A total of 566 runners finished the main race, run in ideal conditions from E.C. Glass High to Riverside Park and back.

Joe Jacobs, who ran for UNC-Greensboro last year after running on the last Virginia Intermont national championship team in 2006, finished third in 55:56. He is the older brother of Lynchburg College sophomore cross country runner Pat Jacobs, who cheered him on during Saturday's race.

"People were telling me 'The Kenyans are dying. You can catch them,' but I knew (Cheeromei) was going to win once he got the lead," Jacobs said.

"That last hill was intense," he added. "It was hard to get any kind of rhythm going on it. That was tough, but it was fun. I was sure I was going to kind of tank, but I stayed within myself and I ran negative splits the whole way except the last mile, which was my second or third slowest mile."

Ryan Wheeler, a Heritage High graduate, finished fifth in 59:09, beating former E.C. Glass rival and VMI teammate Danny Boyers, who came in 11th in 59:28.

"We were always neck-and-neck," Wheeler said. "He didn't have a good day."

Wheeler nearly surpassed fourth-place runner David Hryvniak (59:04) of Christiansburg on the final stretch.
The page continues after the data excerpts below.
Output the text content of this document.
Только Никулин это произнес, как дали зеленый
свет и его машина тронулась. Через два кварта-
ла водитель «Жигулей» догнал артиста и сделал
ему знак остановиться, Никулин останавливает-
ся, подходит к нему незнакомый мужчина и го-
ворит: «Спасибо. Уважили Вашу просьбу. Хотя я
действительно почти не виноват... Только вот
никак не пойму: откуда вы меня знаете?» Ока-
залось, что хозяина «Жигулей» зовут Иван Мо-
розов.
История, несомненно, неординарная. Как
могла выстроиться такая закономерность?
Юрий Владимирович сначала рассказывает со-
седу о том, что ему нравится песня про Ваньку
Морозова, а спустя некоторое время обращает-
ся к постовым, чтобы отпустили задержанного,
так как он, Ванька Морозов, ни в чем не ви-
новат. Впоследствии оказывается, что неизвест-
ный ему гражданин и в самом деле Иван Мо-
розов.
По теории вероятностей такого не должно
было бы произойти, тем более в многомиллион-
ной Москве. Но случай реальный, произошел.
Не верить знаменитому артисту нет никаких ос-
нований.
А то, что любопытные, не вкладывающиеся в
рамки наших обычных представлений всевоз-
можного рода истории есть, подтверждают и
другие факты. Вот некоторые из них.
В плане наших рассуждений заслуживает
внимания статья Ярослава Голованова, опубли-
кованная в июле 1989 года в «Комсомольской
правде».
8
"I felt good the whole way and I just started picking people off on the way back," said Wheeler, who was in eighth place after coming out of Riverside Park. "I ran negative splits for the last half of the race. I thought I was either going to bonk halfway or I was going to catch (Hryvniak). I just ran out of time."

Brendan Hogan, a graduate student at Virginia, placed sixth in 57:39 after an eighth-place finish in the Charlottesville Ten Miler last spring.

"I didn't know the course at all so it was an unpleasant surprise to see some of the hills on the way in," said the former collegiate cross country runner at St. Lawrence (N.Y.).

Like Jacobs, Hogan is training for the Dec. 8 national club cross country meet in Ohio, where he plans to run unattached against some of the nation's fastest post-collegians, as he did in 2005.